On Shit
Or rather, its absence, as our great nation suffers an epidemic of constipation. Your correspondent finds political meaning in this.
Claus Oldenburg, Soft Toilet, 1966. Whitney Museum of American Art.
I try not to be a word snob, but there are some words I just can’t abide. One of these is “icon” when used to describe something that is neither a devotional painting nor a clickable doodad on your computer. It is, I think, symptomatic of a degraded culture that we go around likening all sorts of people and things to Eastern Orthodox portraits of Jesus Christ just because they happen, like the King of Kings, to be famous. I won’t belabor the point because I wrote about it elsewhere, 10 years ago in fact, and since then its usage has only spread further.

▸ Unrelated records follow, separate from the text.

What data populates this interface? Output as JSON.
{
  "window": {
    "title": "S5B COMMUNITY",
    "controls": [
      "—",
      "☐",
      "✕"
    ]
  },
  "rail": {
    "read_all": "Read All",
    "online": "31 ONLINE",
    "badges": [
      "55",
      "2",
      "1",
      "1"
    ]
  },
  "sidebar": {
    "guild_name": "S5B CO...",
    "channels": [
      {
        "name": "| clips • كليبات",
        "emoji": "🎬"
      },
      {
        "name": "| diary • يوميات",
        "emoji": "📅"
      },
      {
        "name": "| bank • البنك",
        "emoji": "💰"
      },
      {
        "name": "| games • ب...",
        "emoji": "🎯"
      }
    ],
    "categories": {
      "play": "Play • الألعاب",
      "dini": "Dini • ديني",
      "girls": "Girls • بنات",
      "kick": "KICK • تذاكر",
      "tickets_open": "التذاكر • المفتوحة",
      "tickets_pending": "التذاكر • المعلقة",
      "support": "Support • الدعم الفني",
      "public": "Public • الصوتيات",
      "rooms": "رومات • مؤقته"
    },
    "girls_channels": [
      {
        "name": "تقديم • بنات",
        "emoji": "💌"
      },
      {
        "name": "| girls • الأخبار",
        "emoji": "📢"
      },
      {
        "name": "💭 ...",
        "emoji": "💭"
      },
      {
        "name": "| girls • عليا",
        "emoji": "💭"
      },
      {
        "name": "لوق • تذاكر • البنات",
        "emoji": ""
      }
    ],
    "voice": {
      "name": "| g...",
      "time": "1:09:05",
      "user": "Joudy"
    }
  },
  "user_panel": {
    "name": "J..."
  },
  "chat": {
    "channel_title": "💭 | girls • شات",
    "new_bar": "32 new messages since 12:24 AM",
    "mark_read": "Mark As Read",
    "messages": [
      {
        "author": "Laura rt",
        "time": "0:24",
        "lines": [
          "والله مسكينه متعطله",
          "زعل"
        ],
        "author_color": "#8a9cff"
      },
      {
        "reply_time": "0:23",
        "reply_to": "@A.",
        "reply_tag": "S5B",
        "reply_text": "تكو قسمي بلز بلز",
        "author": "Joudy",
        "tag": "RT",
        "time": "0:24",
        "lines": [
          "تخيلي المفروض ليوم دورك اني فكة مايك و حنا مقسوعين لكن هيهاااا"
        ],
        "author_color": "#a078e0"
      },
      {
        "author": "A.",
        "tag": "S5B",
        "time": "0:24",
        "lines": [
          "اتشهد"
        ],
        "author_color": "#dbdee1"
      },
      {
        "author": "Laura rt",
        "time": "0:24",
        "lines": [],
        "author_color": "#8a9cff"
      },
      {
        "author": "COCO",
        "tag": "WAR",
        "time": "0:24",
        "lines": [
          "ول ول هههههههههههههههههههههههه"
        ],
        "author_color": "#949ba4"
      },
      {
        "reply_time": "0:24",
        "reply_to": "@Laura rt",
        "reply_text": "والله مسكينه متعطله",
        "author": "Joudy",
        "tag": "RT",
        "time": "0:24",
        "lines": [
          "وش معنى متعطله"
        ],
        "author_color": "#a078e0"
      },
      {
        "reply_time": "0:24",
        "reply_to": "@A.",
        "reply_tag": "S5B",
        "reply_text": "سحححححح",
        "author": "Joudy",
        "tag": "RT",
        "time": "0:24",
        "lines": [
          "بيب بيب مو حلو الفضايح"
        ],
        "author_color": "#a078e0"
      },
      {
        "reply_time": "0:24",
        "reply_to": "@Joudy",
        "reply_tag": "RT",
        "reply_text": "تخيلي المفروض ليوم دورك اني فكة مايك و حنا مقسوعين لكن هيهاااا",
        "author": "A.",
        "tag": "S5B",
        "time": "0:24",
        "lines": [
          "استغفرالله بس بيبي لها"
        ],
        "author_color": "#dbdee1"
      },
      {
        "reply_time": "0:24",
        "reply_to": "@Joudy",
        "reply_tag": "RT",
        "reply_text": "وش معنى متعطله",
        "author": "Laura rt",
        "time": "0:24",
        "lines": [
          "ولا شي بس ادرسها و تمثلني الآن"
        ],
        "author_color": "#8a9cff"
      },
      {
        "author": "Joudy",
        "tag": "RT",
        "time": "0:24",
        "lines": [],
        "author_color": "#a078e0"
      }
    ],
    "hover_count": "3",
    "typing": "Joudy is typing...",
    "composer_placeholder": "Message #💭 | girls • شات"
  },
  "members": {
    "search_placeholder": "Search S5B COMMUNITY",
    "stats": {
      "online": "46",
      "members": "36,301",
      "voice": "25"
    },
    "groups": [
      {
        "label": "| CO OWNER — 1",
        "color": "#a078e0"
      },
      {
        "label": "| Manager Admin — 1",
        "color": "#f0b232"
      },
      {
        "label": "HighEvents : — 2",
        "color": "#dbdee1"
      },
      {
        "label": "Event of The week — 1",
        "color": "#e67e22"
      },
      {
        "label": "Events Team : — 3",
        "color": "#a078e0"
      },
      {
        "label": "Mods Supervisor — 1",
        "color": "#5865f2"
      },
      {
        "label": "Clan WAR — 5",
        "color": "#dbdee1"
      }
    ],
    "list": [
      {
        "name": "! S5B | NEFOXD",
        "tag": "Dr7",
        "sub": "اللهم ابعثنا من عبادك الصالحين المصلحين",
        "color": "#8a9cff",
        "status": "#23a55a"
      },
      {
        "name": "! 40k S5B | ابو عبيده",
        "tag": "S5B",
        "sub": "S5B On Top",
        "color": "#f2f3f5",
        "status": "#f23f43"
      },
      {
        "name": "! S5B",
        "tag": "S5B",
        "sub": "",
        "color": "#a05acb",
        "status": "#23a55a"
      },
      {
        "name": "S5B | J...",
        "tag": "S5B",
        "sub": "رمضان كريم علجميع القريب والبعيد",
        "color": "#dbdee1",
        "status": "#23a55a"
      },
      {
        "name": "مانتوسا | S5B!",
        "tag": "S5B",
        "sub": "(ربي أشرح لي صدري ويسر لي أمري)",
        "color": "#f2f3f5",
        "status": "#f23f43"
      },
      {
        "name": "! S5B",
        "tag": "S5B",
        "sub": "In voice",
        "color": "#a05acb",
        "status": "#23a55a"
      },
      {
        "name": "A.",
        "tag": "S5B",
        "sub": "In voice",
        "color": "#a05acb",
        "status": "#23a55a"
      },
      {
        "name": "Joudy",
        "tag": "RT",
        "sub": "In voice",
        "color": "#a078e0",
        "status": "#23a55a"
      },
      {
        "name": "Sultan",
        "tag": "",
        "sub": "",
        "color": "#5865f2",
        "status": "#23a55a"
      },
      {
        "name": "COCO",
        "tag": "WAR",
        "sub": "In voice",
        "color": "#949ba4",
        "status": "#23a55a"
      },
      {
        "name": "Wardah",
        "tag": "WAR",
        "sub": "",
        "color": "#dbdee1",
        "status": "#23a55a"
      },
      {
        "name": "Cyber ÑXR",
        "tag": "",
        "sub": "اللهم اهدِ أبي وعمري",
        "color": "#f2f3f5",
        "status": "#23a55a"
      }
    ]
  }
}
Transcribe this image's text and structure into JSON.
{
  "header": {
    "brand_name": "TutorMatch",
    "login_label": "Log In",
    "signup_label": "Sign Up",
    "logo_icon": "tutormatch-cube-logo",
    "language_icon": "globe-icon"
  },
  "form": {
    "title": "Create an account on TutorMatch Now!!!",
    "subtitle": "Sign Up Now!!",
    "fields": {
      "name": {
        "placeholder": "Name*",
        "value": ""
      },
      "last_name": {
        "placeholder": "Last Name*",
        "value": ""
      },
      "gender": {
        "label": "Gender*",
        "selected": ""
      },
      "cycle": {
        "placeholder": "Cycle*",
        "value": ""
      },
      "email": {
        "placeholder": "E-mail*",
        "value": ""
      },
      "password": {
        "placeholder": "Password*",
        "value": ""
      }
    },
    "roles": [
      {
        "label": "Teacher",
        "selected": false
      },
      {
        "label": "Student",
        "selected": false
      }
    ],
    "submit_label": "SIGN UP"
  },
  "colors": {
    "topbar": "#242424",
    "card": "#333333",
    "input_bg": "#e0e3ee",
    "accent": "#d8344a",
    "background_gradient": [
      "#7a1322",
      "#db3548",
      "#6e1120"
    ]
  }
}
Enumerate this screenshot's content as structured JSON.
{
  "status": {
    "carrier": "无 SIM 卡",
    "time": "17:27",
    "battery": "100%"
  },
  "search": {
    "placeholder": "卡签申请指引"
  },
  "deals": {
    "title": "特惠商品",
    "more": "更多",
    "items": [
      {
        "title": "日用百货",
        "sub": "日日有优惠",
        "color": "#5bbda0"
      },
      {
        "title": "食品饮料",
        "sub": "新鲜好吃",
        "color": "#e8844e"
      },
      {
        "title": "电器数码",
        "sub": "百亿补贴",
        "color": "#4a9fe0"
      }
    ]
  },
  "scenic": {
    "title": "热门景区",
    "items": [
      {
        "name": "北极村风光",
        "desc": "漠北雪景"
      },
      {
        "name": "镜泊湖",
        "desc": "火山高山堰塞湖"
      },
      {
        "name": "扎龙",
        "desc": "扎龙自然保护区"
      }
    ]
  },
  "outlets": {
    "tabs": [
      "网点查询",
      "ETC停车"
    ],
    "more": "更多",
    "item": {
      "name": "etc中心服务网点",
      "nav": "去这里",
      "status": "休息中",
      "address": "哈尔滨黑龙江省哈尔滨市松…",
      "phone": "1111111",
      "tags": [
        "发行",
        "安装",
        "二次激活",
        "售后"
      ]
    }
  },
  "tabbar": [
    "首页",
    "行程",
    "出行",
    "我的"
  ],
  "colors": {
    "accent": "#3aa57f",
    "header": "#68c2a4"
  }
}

Another word I can’t stand is “poop.” I don’t mind when it’s used by, to, or about a small child, but somewhere in the last couple of decades “poop” insinuated itself into the adult mainstream. I suspect it was an attempt to keep “shit” from gaining traction in the pages of the New York Times and among other arbiters of good taste. For awhile “shit” was on its way to becoming the new “damn” or “hell,” a word no country parson would even pretend to blush at. But it never quite completed the journey. “Shit” remains out of bounds; even I don’t like hearing a child say it. Instead the preferred term, especially in print, has become “poop.” I first noticed its adult usage a dozen years ago, when the late David Carr, defending the honor of the New York Times, used it to dress down Vice magazine’s Shane Smith (“Just because you put on a fucking safari helmet and looked at some poop doesn’t give you the right to insult what we do”) Carr probably wanted to say “shit,” but cameras were rolling for a documentary (Page One: A Year Inside the New York Times), and probably he didn’t want to compromise his position as representative of the gray lady by loading two cuss words into a single sentence. So out popped “poop” instead. Alternatively, maybe he said “poop” to trivialize Vice’s scoop (about a Liberian beach covered, disgustingly, in human feces).
It drives me nuts when I see grownups use “poop” in the absence of children because, well, it’s infantilizing. Grownups don’t refer to urine as “wee-wee.” Why must we call bowel movements poop when there are so many other perfectly acceptable synonyms (ordure, excrement, feces, scat, solid waste, Number Two, etc.) that aren’t swear words at all? Why does an everyday fact of biological existence make us retreat into childhood?
I bring this up because I just wrote a whole New Republic piece about constipation (not mine: I don’t suffer it; the country’s) without once applying the P-word. Not that it was difficult, but I feel unreasonably proud about this. My essay argues that a nationwide constipation epidemic that, per the Wall Street Journal, has rendered laxatives scarce on pharmacy shelves, is a pretty good metaphor for our political epoch—the largest fecal mass we can’t expel being, of course, Donald Trump. I also apply this coprophilic metaphor to gerontocracy, the filibuster, the deficit, the lack of gun control legislation, and other social ills. Yes, it’s a little bit Freudian. You can read the piece here.
A fellow TEFL teacher back in the day explained how he taught the word "poop", that the motion of the mouth forming the word echoed... you can fill it in. I responded that his students would never forget it, try as they might.
Yes, “icon” has become so overused, every middling pop star is now designated as such. Equally annoying are “journey,” when used to describe something that’s not actually a trip—“my journey to achieving sobriety”—and “my truth,” which implies that whether something is true or false is a matter of individual perspective. Which it ain’t.